Companies are increasingly falling victim to cyber-attacks, with 91% having suffered an attack at least once in the last year.
According to a recent survey conducted by Kaspersky Lab and B2B International, 9% of these were the victims of targeted attacks – carefully planned activity aimed at infecting the network infrastructure of a specific organisation. And these are just self-estimated calculations.
The extensive use of digital devices in business has created ideal conditions for cyber-espionage and the deployment of malware capable of stealing corporate data. The potential is so great that malicious programmes may soon completely replace company insiders as the way of gathering information.
The main corporate findings of the year included:
* Spyware-led attacks related to various governments were revealed;
* Most cybercriminal incidents were aimed at stealing information;
* Attacks on contractors were identified, instead of reaching big organisations; and
* A new actor on the APT stage appeared: cyber-mercenaries conducting cyber-espionage on demand.
2013 saw some major disclosures about spyware-led attacks that were related, directly or indirectly, to the activities of various governments’ agencies. Other significant actors on the corporate cyber threat scene were businesses that turned to cybercriminals to penetrate their competitors’ networks.

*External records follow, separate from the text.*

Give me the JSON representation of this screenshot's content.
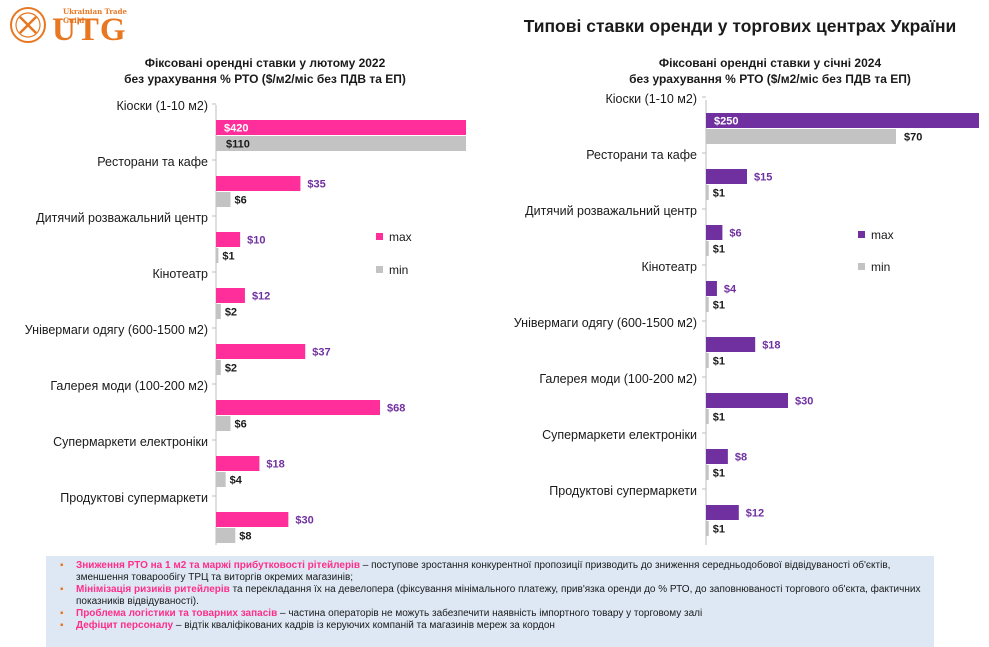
{
  "logo": {
    "text": "UTG",
    "tagline": "Ukrainian Trade Guild",
    "color": "#e87722"
  },
  "title": "Типові ставки оренди у торгових центрах України",
  "colors": {
    "left_max": "#ff2e9a",
    "right_max": "#7030a0",
    "min": "#c3c3c3",
    "left_max_label": "#7030a0",
    "right_max_label": "#7030a0",
    "highlight": "#ff2e8a",
    "bullet": "#e87722"
  },
  "chart_data": [
    {
      "type": "bar",
      "orientation": "horizontal",
      "title_lines": [
        "Фіксовані орендні ставки у лютому 2022",
        "без урахування % РТО ($/м2/міс без ПДВ та ЕП)"
      ],
      "categories": [
        "Кіоски (1-10 м2)",
        "Ресторани та кафе",
        "Дитячий розважальний центр",
        "Кінотеатр",
        "Універмаги одягу (600-1500 м2)",
        "Галерея моди (100-200 м2)",
        "Супермаркети електроніки",
        "Продуктові супермаркети"
      ],
      "series": [
        {
          "name": "max",
          "values": [
            420,
            35,
            10,
            12,
            37,
            68,
            18,
            30
          ],
          "labels": [
            "$420",
            "$35",
            "$10",
            "$12",
            "$37",
            "$68",
            "$18",
            "$30"
          ]
        },
        {
          "name": "min",
          "values": [
            110,
            6,
            1,
            2,
            2,
            6,
            4,
            8
          ],
          "labels": [
            "$110",
            "$6",
            "$1",
            "$2",
            "$2",
            "$6",
            "$4",
            "$8"
          ]
        }
      ],
      "legend": [
        "max",
        "min"
      ],
      "legend_position": "right",
      "xlim": [
        0,
        420
      ],
      "axis_break": true,
      "grid": false
    },
    {
      "type": "bar",
      "orientation": "horizontal",
      "title_lines": [
        "Фіксовані орендні ставки у січні 2024",
        "без урахування % РТО ($/м2/міс без ПДВ та ЕП)"
      ],
      "categories": [
        "Кіоски (1-10 м2)",
        "Ресторани та кафе",
        "Дитячий розважальний центр",
        "Кінотеатр",
        "Універмаги одягу (600-1500 м2)",
        "Галерея моди (100-200 м2)",
        "Супермаркети електроніки",
        "Продуктові супермаркети"
      ],
      "series": [
        {
          "name": "max",
          "values": [
            250,
            15,
            6,
            4,
            18,
            30,
            8,
            12
          ],
          "labels": [
            "$250",
            "$15",
            "$6",
            "$4",
            "$18",
            "$30",
            "$8",
            "$12"
          ]
        },
        {
          "name": "min",
          "values": [
            70,
            1,
            1,
            1,
            1,
            1,
            1,
            1
          ],
          "labels": [
            "$70",
            "$1",
            "$1",
            "$1",
            "$1",
            "$1",
            "$1",
            "$1"
          ]
        }
      ],
      "legend": [
        "max",
        "min"
      ],
      "legend_position": "right",
      "xlim": [
        0,
        250
      ],
      "axis_break": true,
      "grid": false
    }
  ],
  "notes": [
    {
      "highlight": "Зниження РТО на 1 м2 та маржі прибутковості рітейлерів",
      "text": " – поступове зростання конкурентної пропозиції призводить до зниження середньодобової відвідуваності об'єктів, зменшення товарообігу ТРЦ  та виторгів окремих магазинів;"
    },
    {
      "highlight": "Мінімізація ризиків ритейлерів",
      "text": " та перекладання їх на девелопера (фіксування мінімального платежу, прив'язка оренди до % РТО, до заповнюваності торгового об'єкта, фактичних показників відвідуваності)."
    },
    {
      "highlight": "Проблема логістики та товарних запасів",
      "text": " – частина операторів не можуть забезпечити наявність імпортного товару у торговому залі"
    },
    {
      "highlight": "Дефіцит персоналу",
      "text": " – відтік кваліфікованих кадрів із керуючих компаній та магазинів мереж за кордон"
    }
  ]
}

Outsourced cybercriminal forces performed operations that were usually aimed at stealing information. Other attacks were based on sabotage – using malicious programs to wipe data or block infrastructure operations. Some special Trojan programs were capable of stealing money via online banking systems. Cybercriminals could also compromise corporate sites and redirect visitors to malicious resources, damaging a company’s reputation.
Financial losses were caused by a DDoS attack, which can close down a company’s public-facing web resources for several days. Clients start looking for a more reliable company, which results in long-term financial losses.

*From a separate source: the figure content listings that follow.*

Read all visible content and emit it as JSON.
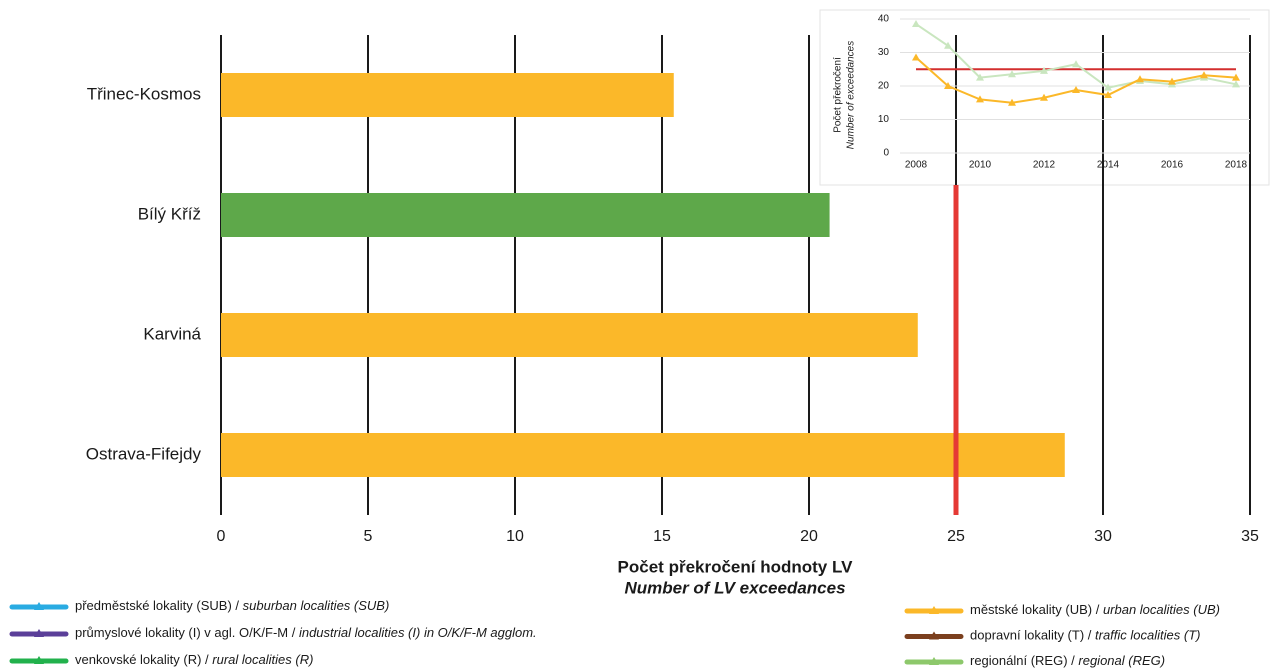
{
  "chart_data": [
    {
      "type": "barh",
      "categories": [
        "Třinec-Kosmos",
        "Bílý Kříž",
        "Karviná",
        "Ostrava-Fifejdy"
      ],
      "values": [
        15.4,
        20.7,
        23.7,
        28.7
      ],
      "colors": [
        "#fbb829",
        "#5ea84a",
        "#fbb829",
        "#fbb829"
      ],
      "xlim": [
        0,
        35
      ],
      "xticks": [
        0,
        5,
        10,
        15,
        20,
        25,
        30,
        35
      ],
      "xlabel": "Počet překročení hodnoty LV",
      "xlabel_en": "Number of LV exceedances",
      "limit": 25,
      "limit_color": "#e53935",
      "grid": true,
      "legend": [
        {
          "name": "předměstské lokality (SUB) /",
          "name_en": "suburban localities (SUB)",
          "color": "#29abe2"
        },
        {
          "name": "průmyslové lokality (I) v agl. O/K/F-M /",
          "name_en": "industrial localities (I) in O/K/F-M agglom.",
          "color": "#5b3f99"
        },
        {
          "name": "venkovské lokality (R) /",
          "name_en": "rural localities (R)",
          "color": "#22b14c"
        },
        {
          "name": "městské lokality (UB) /",
          "name_en": "urban localities (UB)",
          "color": "#fbb829"
        },
        {
          "name": "dopravní lokality (T) /",
          "name_en": "traffic localities (T)",
          "color": "#7b3f1e"
        },
        {
          "name": "regionální (REG) /",
          "name_en": "regional (REG)",
          "color": "#8dc86b"
        }
      ]
    },
    {
      "type": "line",
      "x": [
        2008,
        2009,
        2010,
        2011,
        2012,
        2013,
        2014,
        2015,
        2016,
        2017,
        2018
      ],
      "series": [
        {
          "color": "#c9e6bf",
          "values": [
            38.5,
            32,
            22.5,
            23.5,
            24.5,
            26.5,
            19.5,
            21.5,
            20.5,
            22.5,
            20.5
          ]
        },
        {
          "color": "#fbb829",
          "values": [
            28.5,
            20,
            16,
            15,
            16.5,
            18.8,
            17.3,
            22,
            21.3,
            23.2,
            22.5
          ]
        }
      ],
      "xlim": [
        2008,
        2018
      ],
      "xticks": [
        2008,
        2010,
        2012,
        2014,
        2016,
        2018
      ],
      "ylim": [
        0,
        40
      ],
      "yticks": [
        0,
        10,
        20,
        30,
        40
      ],
      "ylabel": "Počet překročení",
      "ylabel_en": "Number of exceedances",
      "limit": 25,
      "limit_color": "#d32f2f",
      "grid": true
    }
  ]
}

“Mass distribution of malicious programs can affect any company, even a small commercial organisation, resulting in the loss of money and intellectual property. Cybercriminals are continuously improving their malware, using unconventional approaches and solutions, from so-called encryptors and shredders that spread like the plague in a corporate environment, to an army of zombies that devours every available resource on web servers and data transfer networks.

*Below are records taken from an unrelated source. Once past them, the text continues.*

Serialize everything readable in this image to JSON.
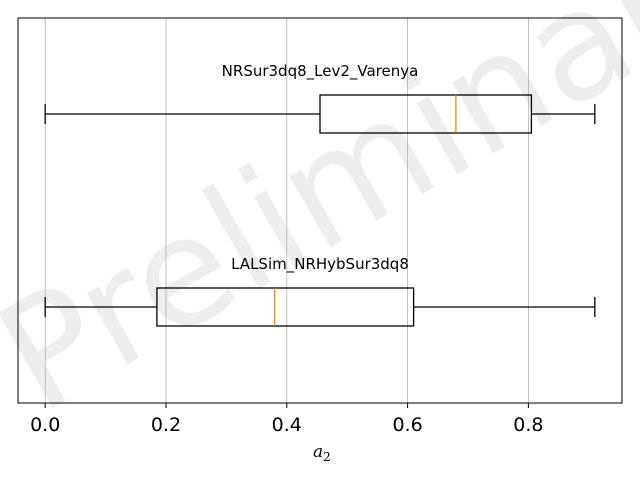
{
  "watermark": "Preliminary",
  "chart_data": {
    "type": "boxplot",
    "orientation": "horizontal",
    "xlabel_base": "a",
    "xlabel_sub": "2",
    "xlim": [
      -0.045,
      0.955
    ],
    "xticks": [
      0.0,
      0.2,
      0.4,
      0.6,
      0.8
    ],
    "xtick_labels": [
      "0.0",
      "0.2",
      "0.4",
      "0.6",
      "0.8"
    ],
    "grid": "vertical",
    "series": [
      {
        "name": "NRSur3dq8_Lev2_Varenya",
        "whisker_low": 0.0,
        "q1": 0.455,
        "median": 0.68,
        "q3": 0.805,
        "whisker_high": 0.91
      },
      {
        "name": "LALSim_NRHybSur3dq8",
        "whisker_low": 0.0,
        "q1": 0.185,
        "median": 0.38,
        "q3": 0.61,
        "whisker_high": 0.91
      }
    ],
    "colors": {
      "box": "#000000",
      "median": "#ff7f0e",
      "grid": "#b0b0b0"
    }
  }
}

“In 2013 we also fixed the first case of targeting supply chains – not being able to reach big organisations, cybercriminals get their ‘weak point’, compromising contractors, as in the Icefog attacks,” says Vitaly Kamluk, principal security researcher of Kaspersky Lab’s Global Research and Analysis Team.
Over the past few years, Kaspersky Lab’s experts have observed big and noisy APT gangs all over the world targeting large numbers of organisations from almost all sectors. They stayed in compromised networks for weeks and even months at a time, stealing every shred of information they could get.
However, that approach stands less and less chance of going unnoticed for long, damaging their prospects of success. That’s why a new emerging trend is witnessed: small hit-and-run gangs that attack with surgical precision. They appear to know very well what they need from the victims.
Basically, these kind of attackers come, steal what they want and leave. Kaspersky Lab’s experts have named them “cyber-mercenaries” – an organised group of people conducting cyber-espionage/cyber-sabotage activities on demand, following the orders of anyone who pays them.
Icefog, which was recently discovered, appears to be an example of this – an APT campaign in search of specifically required data. Manual analysis of the data stored in corporate networks was used with the help of remote-access technologies integrated into malware on infected workstations.
Subsequently the cybercriminals selected and copied the documents that they wanted. Kaspersky Lab’s analysts expect this trend to grow in future, and more small groups of cyber-mercenaries will be available for hire to perform surgical hit-and-run operations.
The infamous disclosures of 2013 could potentially lead to a kind of de-globalisation and greater interest in creating national equivalents of global services, the reports states. Those new national software products and services delivered by local manufacturers may not be of the same quality as those of the larger international companies.
The investigation of cyber-attacks suggests that the smaller and less experienced the software developer is, the more vulnerabilities will be found in its code. As a result targeted attacks become easier and more effective.